Among the key findings were:

• One tertile increase in PFDA at baseline was associated with 0.39 hours less nightly sleep (95% confidence interval [CI] = –0.73 to –0.05).
• At follow-up, PFHxS and PFOA were associated with 0.39 (95% CI = –0.72 to –0.05) and 0.32 (95% CI = –0.63 to –0.01) hours less sleep, respectively.
• PFOS was associated with higher sleep disturbance scores (β = 2.99, 95% CI = 0.67–5.31) and sleep-related impairment scores (β = 3.35, 95% CI = 0.51–6.20) at follow-up.
• PFOS was suggestively associated with insufficient sleep (< 7 hours) at follow-up (odds ratio [OR] = 2.25, 95% CI = 1.04–4.89, FDR-P value: .28).

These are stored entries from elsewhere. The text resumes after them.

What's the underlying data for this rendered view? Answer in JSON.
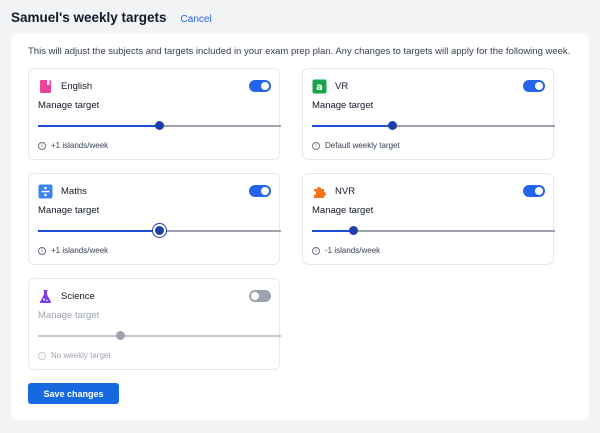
{
  "header": {
    "title": "Samuel's weekly targets",
    "cancel_label": "Cancel"
  },
  "intro": "This will adjust the subjects and targets included in your exam prep plan. Any changes to targets will apply for the following week.",
  "subjects": [
    {
      "name": "English",
      "icon": "book-icon",
      "icon_color": "#e8459a",
      "enabled": true,
      "manage_label": "Manage target",
      "slider_value": 0.5,
      "note": "+1 islands/week"
    },
    {
      "name": "VR",
      "icon": "letter-a-icon",
      "icon_color": "#16a34a",
      "enabled": true,
      "manage_label": "Manage target",
      "slider_value": 0.33,
      "note": "Default weekly target"
    },
    {
      "name": "Maths",
      "icon": "divide-icon",
      "icon_color": "#3b82f6",
      "enabled": true,
      "manage_label": "Manage target",
      "slider_value": 0.5,
      "note": "+1 islands/week"
    },
    {
      "name": "NVR",
      "icon": "puzzle-icon",
      "icon_color": "#f97316",
      "enabled": true,
      "manage_label": "Manage target",
      "slider_value": 0.17,
      "note": "-1 islands/week"
    },
    {
      "name": "Science",
      "icon": "flask-icon",
      "icon_color": "#7c3aed",
      "enabled": false,
      "manage_label": "Manage target",
      "slider_value": 0.34,
      "note": "No weekly target"
    }
  ],
  "save_label": "Save changes"
}
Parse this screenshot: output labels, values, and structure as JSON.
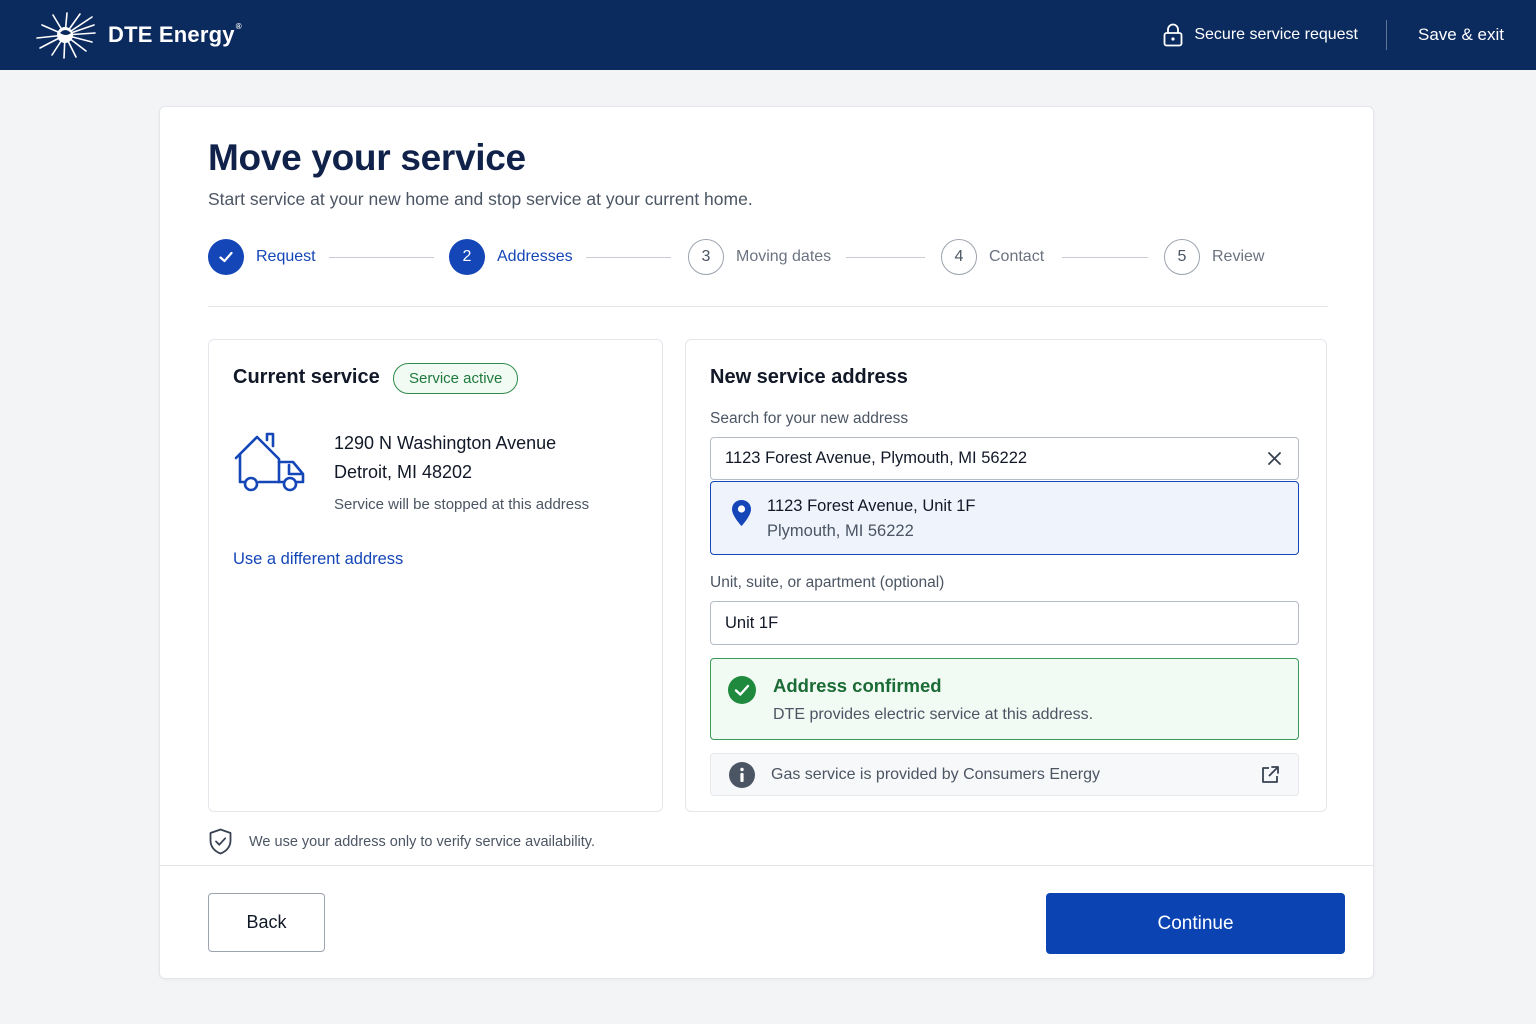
{
  "header": {
    "brand": "DTE Energy",
    "brand_mark": "®",
    "secure_label": "Secure service request",
    "save_exit": "Save & exit",
    "icons": {
      "logo": "dte-sun-logo",
      "lock": "lock-icon"
    },
    "colors": {
      "bar": "#0b2a5e"
    }
  },
  "page": {
    "title": "Move your service",
    "subtitle": "Start service at your new home and stop service at your current home."
  },
  "stepper": {
    "steps": [
      {
        "number": "1",
        "label": "Request",
        "state": "done"
      },
      {
        "number": "2",
        "label": "Addresses",
        "state": "current"
      },
      {
        "number": "3",
        "label": "Moving dates",
        "state": "todo"
      },
      {
        "number": "4",
        "label": "Contact",
        "state": "todo"
      },
      {
        "number": "5",
        "label": "Review",
        "state": "todo"
      }
    ]
  },
  "current_service": {
    "title": "Current service",
    "badge": "Service active",
    "address_line1": "1290 N Washington Avenue",
    "address_line2": "Detroit, MI 48202",
    "note": "Service will be stopped at this address",
    "link": "Use a different address",
    "icon": "moving-house-truck-icon"
  },
  "new_service": {
    "title": "New service address",
    "search_label": "Search for your new address",
    "search_value": "1123 Forest Avenue, Plymouth, MI 56222",
    "suggestion": {
      "line1": "1123 Forest Avenue, Unit 1F",
      "line2": "Plymouth, MI 56222"
    },
    "unit_label": "Unit, suite, or apartment (optional)",
    "unit_value": "Unit 1F",
    "confirmed_title": "Address confirmed",
    "confirmed_text": "DTE provides electric service at this address.",
    "gas_note": "Gas service is provided by Consumers Energy"
  },
  "privacy_note": "We use your address only to verify service availability.",
  "actions": {
    "back": "Back",
    "continue": "Continue"
  },
  "colors": {
    "primary": "#1446b8",
    "success": "#2e8a4a",
    "title": "#10214a"
  }
}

The researchers identified several proteins that may mediate the relationship between PFAS and sleep outcomes:

• Corticosteroid 11-beta-dehydrogenase isozyme 1 (HSD11B1) mediated 37% of the total effect of PFOA on sleep duration at follow-up.
• Cathepsin B (CTSB) mediated the association between PFOS and sleep disturbance.
• Interleukin-6 receptor subunit beta (IL6ST), dickkopf-related protein 3 (DKK3), ectonucleoside triphosphate diphosphohydrolase 5 (ENTPD5), scavenger receptor cysteine-rich domain-containing group B protein (SSC4D), and tyrosine-protein kinase receptor (TYRO3) all mediated the association between PFOS and sleep-related impairment.

Computational toxicology analysis suggested that PFOS, PFOA, and PFDA may be linked to sleep-wake disorders through genes including IL1B, POMC, BHLHE41, and CHRNB2. These PFAS were also associated with GO terms related to circadian rhythm.

Toxicity screening indicated that PFDA, PFOA, and PFOS increased activity of the human Nrf2 transcriptional factor (a biomarker for oxidative stress) and decreased activity of the human estrogen receptor alpha transcriptional factor.

The study's strengths included its prospective design, multi-omics approach, and focus on young adults. Limitations included the relatively small sample size and potential for residual confounding.

The authors declared having no competing interests.